Crise de confiance au « Parisien », entre difficultés économiques et inquiétudes sur l’indépendance de la rédaction

Crise de confiance au « Parisien », entre difficultés économiques et inquiétudes sur l’indépendance de la rédaction

Le siège du Groupe Les Echos-Le Parisien, à Paris, le 20 décembre 2022.

Trois lettres ont longtemps défini Le Parisien. RER, pour « révéler, étonner, raconter ». « Avec Bernard Arnault, on voit bien que les révélations ont des limites », grince une journaliste, qui a requis l’anonymat, précisant que les scoops existent toujours dans les pages du quotidien « mais pas à propos de n’importe qui ». LVMH, dont l’actionnaire majoritaire est Bernard Arnault, a racheté ce titre en 2015. Huit ans après, l’érosion des ventes se poursuit et, aux inquiétudes quant à la santé du journal, sont venues s’ajouter des interrogations sur la ligne éditoriale et sur l’interventionnisme supposé de l’actionnaire principal.

Ce sentiment de malaise a été exprimé lors des deux assemblées générales tenues début avril, qui ont réuni plus de la moitié des 410 cartes de presse de la rédaction. Certains dénoncent la « dérive partisane de la ligne éditoriale » en faveur de l’exécutif depuis le début de la contestation contre la réforme des retraites. Certains au sein de la rédaction ont vu la main de Bernard Arnault derrière cette inflexion. Nicolas Charbonneau, directeur des rédactions, conteste farouchement ces attaques.

Preuve de l’étendue de l’inquiétude ressentie, le 12 avril, très majoritairement la rédaction a refusé d’accorder sa confiance à la direction. L’éviction de Nicolas Barré de la direction de la rédaction des Echos − quotidien également détenu par LVMH − quelques jours auparavant avait relancé les spéculations chez ceux qui s’inquiétaient des interventions de l’actionnaire.
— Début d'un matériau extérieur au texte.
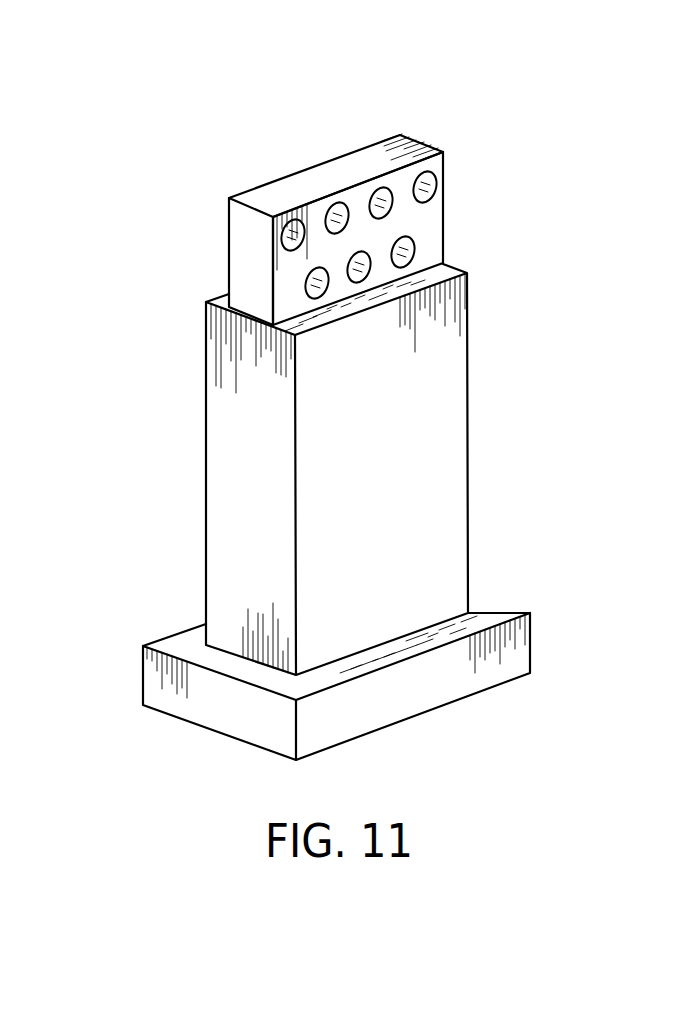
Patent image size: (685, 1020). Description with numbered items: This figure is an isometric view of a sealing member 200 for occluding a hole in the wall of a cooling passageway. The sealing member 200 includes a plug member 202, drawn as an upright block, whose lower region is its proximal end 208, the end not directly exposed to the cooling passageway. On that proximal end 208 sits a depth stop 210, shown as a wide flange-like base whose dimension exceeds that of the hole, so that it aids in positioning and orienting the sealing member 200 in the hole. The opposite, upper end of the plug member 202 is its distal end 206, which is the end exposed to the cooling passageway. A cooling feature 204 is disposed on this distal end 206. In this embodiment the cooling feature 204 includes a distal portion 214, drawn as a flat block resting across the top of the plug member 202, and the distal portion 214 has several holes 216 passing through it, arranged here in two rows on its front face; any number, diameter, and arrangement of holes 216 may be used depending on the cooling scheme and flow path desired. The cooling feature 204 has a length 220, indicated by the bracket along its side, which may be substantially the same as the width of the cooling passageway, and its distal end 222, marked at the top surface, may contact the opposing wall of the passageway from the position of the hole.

The sealing member 200 is at (522, 452).
The plug member 202 is at (417, 490).
The cooling feature 204 is at (402, 123).
The distal end 206 is at (478, 283).
The proximal end 208 is at (495, 583).
The depth stop 210 is at (180, 645).
The distal portion 214 is at (257, 267).
The hole 216 is at (295, 233).
The length 220 is at (448, 264).
The distal end of cooling feature 222 is at (303, 172).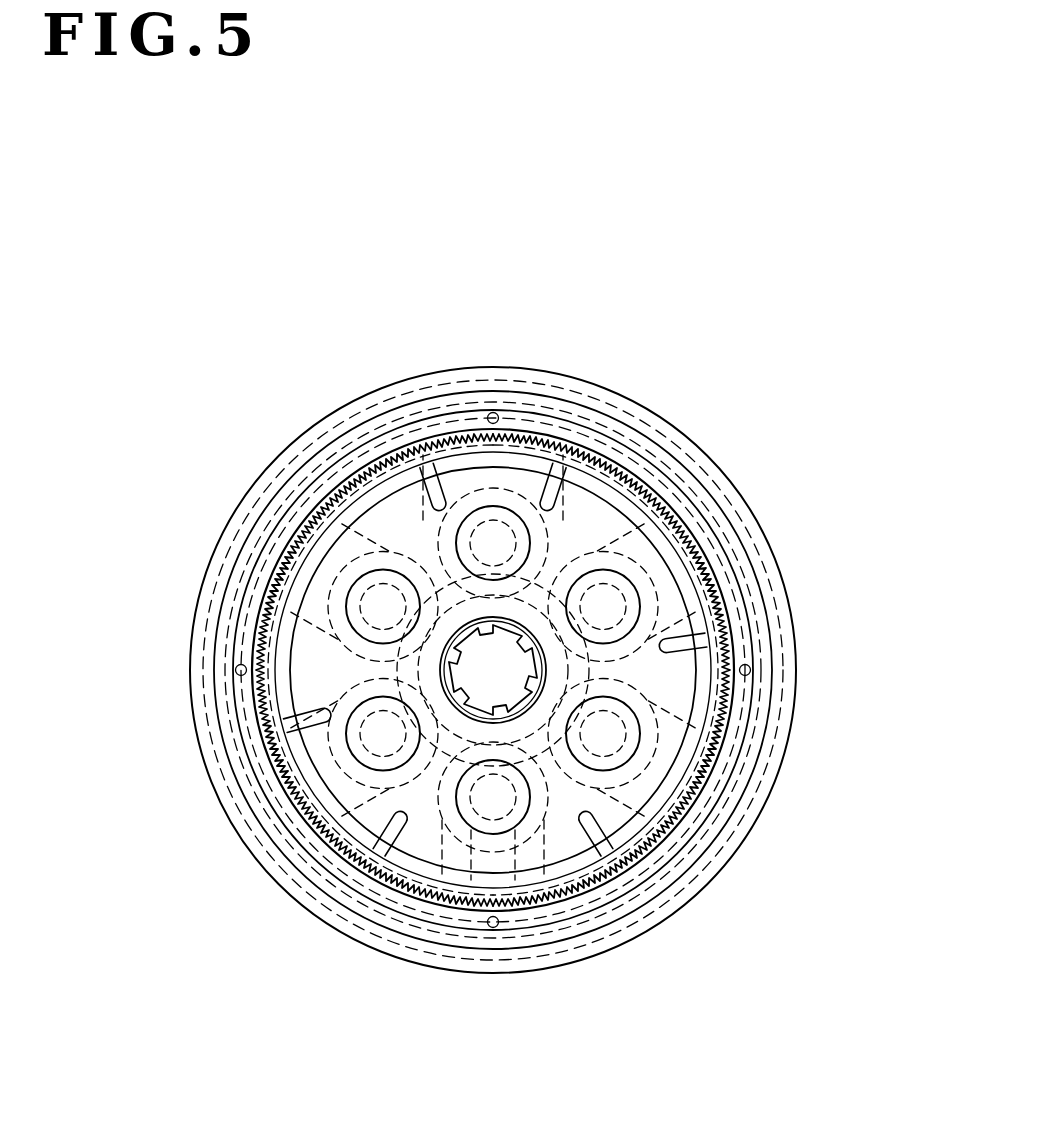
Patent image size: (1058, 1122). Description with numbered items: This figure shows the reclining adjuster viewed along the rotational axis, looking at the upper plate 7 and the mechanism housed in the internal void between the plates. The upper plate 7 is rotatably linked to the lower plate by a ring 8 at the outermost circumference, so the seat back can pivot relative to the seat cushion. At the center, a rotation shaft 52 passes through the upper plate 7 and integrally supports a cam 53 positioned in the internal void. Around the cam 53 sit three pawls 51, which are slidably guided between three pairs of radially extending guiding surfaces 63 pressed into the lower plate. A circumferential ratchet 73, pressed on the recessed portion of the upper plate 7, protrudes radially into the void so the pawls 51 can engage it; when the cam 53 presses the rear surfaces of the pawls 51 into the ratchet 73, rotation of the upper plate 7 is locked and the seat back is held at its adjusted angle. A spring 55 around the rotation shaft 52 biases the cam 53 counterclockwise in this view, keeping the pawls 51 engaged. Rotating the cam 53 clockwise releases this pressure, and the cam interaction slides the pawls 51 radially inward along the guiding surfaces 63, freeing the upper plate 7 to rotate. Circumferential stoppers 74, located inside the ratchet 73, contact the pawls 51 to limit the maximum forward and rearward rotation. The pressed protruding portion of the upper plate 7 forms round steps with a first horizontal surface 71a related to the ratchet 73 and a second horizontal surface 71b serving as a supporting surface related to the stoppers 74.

The upper plate 7 is at (535, 853).
The ring 8 is at (655, 500).
The pawl 51 is at (495, 500).
The rotation shaft 52 is at (478, 663).
The cam 53 is at (445, 713).
The spring 55 is at (600, 748).
The guiding surfaces 63 is at (465, 487).
The first horizontal surface 71a is at (350, 470).
The second horizontal surface 71b is at (605, 480).
The circumferential ratchet 73 is at (683, 520).
The circumferential stoppers 74 is at (470, 465).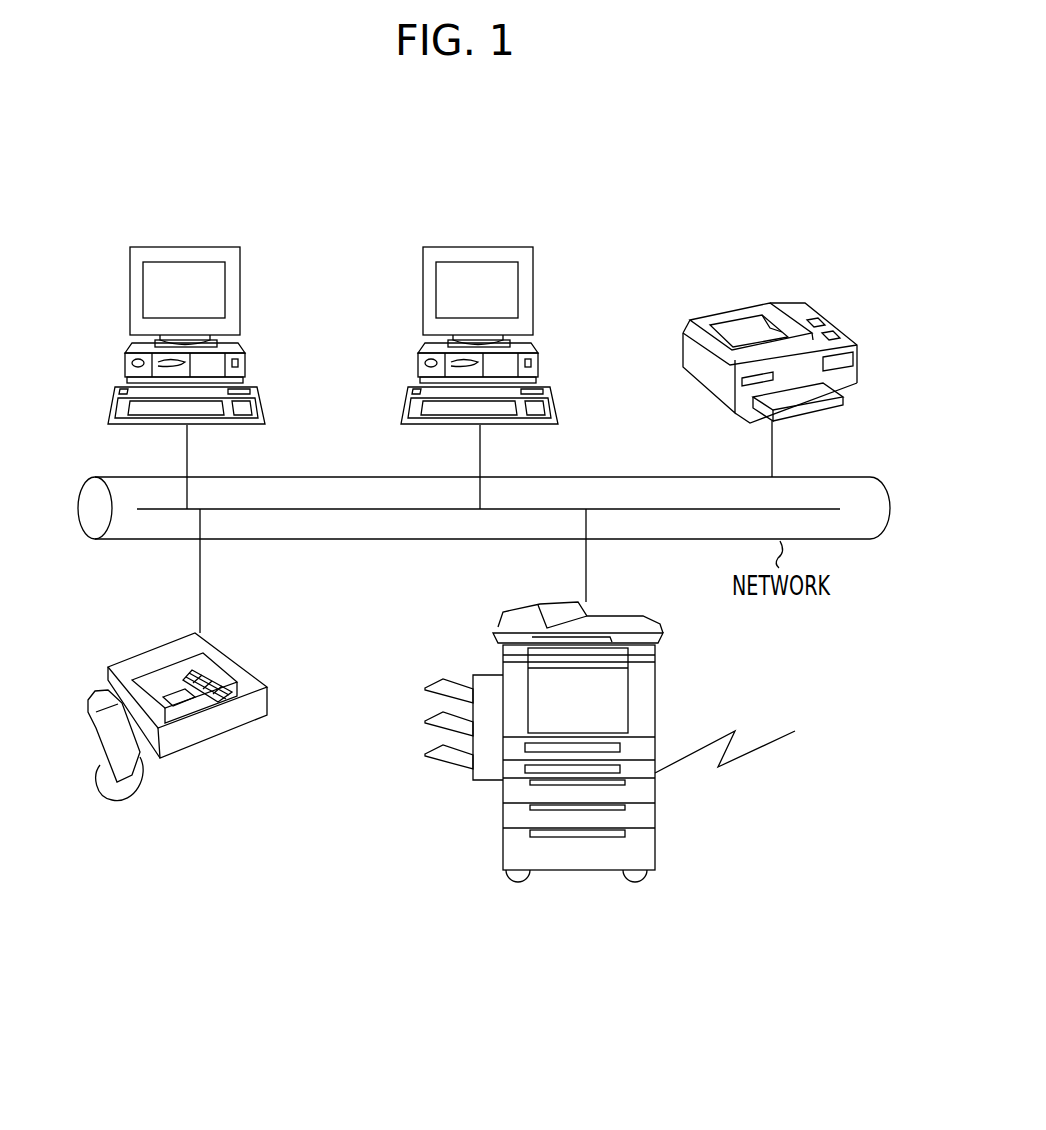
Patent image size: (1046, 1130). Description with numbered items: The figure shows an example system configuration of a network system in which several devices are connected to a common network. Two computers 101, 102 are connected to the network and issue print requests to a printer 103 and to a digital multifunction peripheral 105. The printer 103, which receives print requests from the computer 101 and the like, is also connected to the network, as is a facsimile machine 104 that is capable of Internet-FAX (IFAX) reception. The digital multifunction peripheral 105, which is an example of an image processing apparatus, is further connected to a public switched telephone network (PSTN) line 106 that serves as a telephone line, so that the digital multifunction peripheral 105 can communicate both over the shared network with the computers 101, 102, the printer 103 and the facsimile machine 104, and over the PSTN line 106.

The computer 101 is at (184, 247).
The computer 102 is at (481, 247).
The printer 103 is at (752, 288).
The facsimile machine 104 is at (218, 733).
The digital multifunction peripheral 105 is at (560, 872).
The public switched telephone network (PSTN) line 106 is at (790, 733).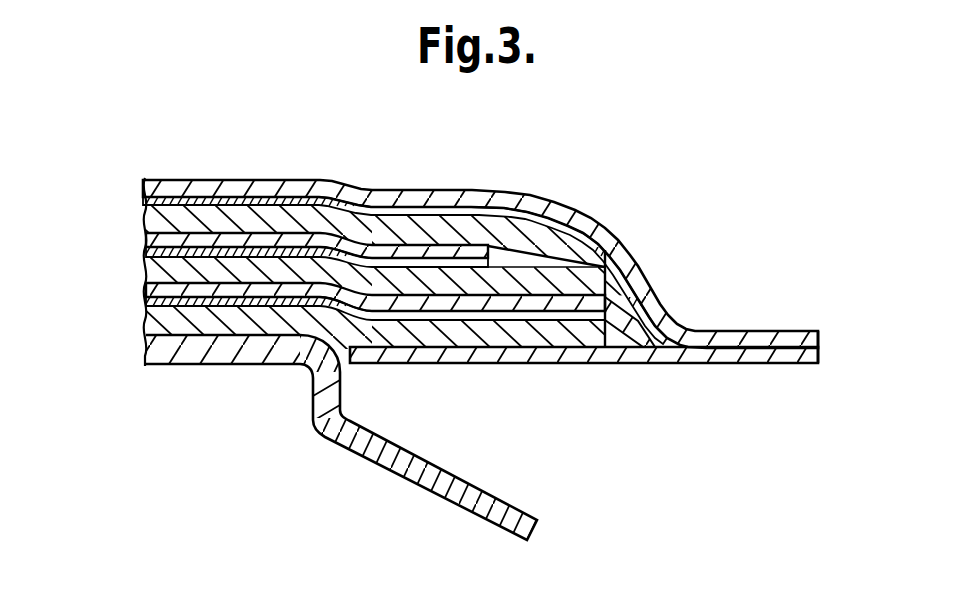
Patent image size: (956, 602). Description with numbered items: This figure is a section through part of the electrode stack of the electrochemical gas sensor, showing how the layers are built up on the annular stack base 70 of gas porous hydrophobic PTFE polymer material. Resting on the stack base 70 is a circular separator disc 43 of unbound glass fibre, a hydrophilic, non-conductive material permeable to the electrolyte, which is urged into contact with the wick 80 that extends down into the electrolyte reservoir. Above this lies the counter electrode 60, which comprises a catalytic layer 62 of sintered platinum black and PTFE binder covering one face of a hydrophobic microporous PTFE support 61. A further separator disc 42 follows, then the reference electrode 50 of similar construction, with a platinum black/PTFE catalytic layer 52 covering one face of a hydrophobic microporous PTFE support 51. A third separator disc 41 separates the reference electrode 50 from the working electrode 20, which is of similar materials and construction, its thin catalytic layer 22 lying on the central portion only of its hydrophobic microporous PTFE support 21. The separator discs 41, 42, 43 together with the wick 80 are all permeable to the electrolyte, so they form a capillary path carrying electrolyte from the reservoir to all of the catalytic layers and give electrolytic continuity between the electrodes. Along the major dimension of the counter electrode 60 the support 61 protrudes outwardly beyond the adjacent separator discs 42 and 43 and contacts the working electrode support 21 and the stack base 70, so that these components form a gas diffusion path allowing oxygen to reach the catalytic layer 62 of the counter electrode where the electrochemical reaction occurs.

The working electrode 20 is at (820, 333).
The hydrophobic microporous PTFE support 21 is at (467, 193).
The upper adhesive layer 22 is at (360, 210).
The third separator disc 41 is at (548, 337).
The further separator disc 42 is at (586, 285).
The separator disc 43 is at (536, 237).
The reference electrode 50 is at (289, 193).
The hydrophobic microporous PTFE support 51 is at (230, 238).
The catalytic layer 52 is at (290, 250).
The counter electrode 60 is at (373, 359).
The hydrophobic microporous PTFE support 61 is at (198, 293).
The catalytic layer 62 is at (268, 305).
The stack base 70 is at (486, 352).
The wick 80 is at (450, 488).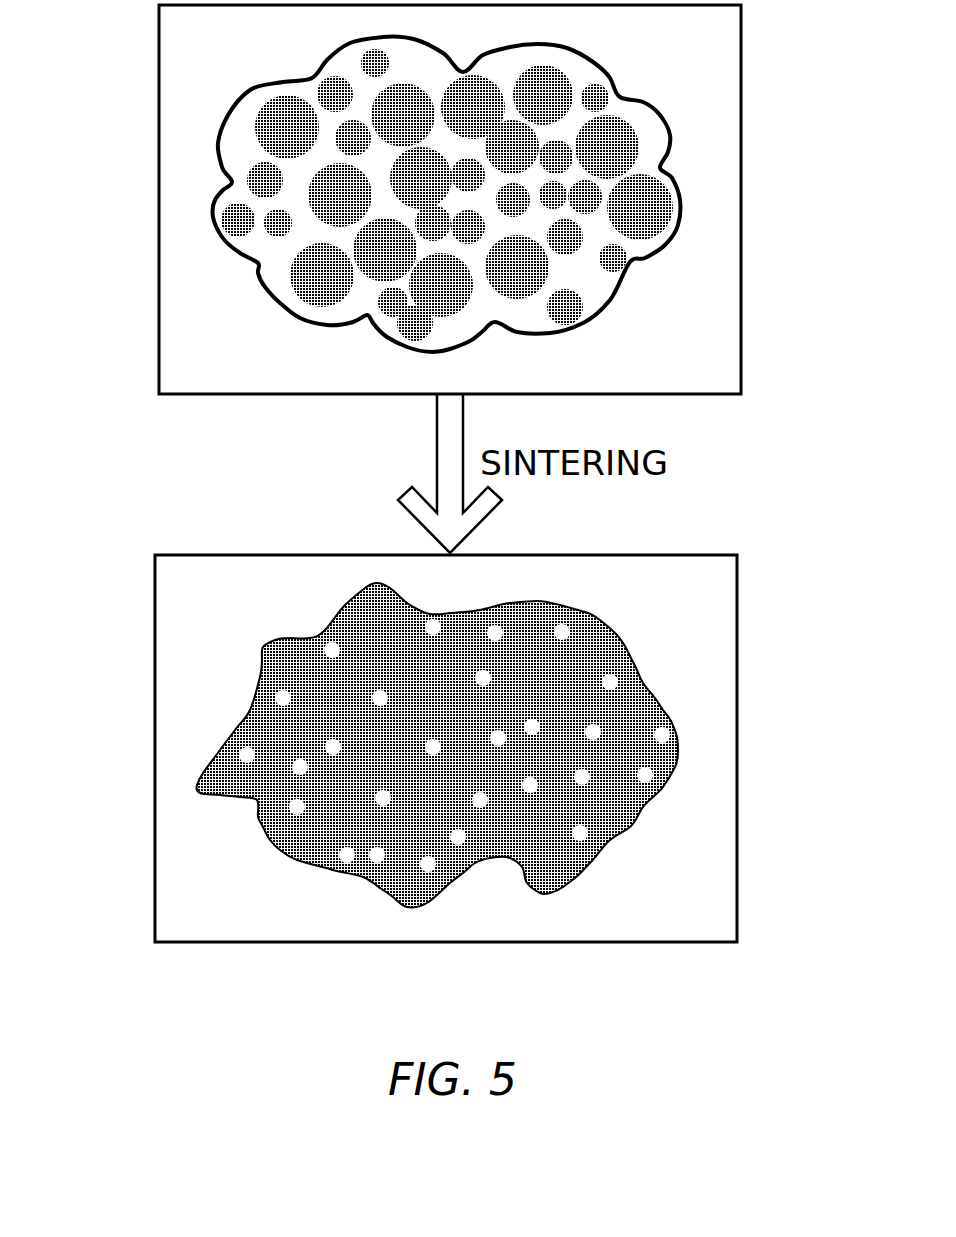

Lancinante, la question revient lors de chaque assemblée générale de la rédaction du Parisien. Pourquoi Bernard Arnault a-t-il choisi de miser sur un quotidien populaire que l’on trouve encore souvent sur le zinc des bistrots franciliens ? Pour profiter de son influence et du prestige de la marque ? « C’est un passage obligé pour tout milliardaire, mais il voulait aussi en faire un instrument de pédagogie de l’économie de marché », explique l’un de ses proches. Entendu en janvier 2022 dans le cadre de la commission d’enquête sénatoriale sur la concentration des médias, M. Arnault avait avancé l’« intérêt général » pour justifier sa présence dans le secteur des médias. « Sinon, certains titres n’auraient pas survécu », avait-il dit, se présentant ainsi en mécène.

Très attentif

« Bernard Arnault, qui est très attaché à la presse, a choisi de montrer qu’il croyait à ce secteur », assure au Monde Francis Morel, qui était le PDG des Echos en 2015. Persuadé que le journal économique risquait de devenir un acteur isolé dans un paysage en pleine concentration, M. Morel a œuvré pour convaincre M. Arnault de réunir Le Parisien et Les Echos (qu’il possédait depuis 2007) dans le même groupe, arguant des économies de mutualisation de fonctions supports (abonnement, ressources humaines, etc.) ainsi qu’une plus grande force de frappe d’une régie publicitaire commune. « Soit on sortait, soit on se renforçait », résume-t-il, aujourd’hui.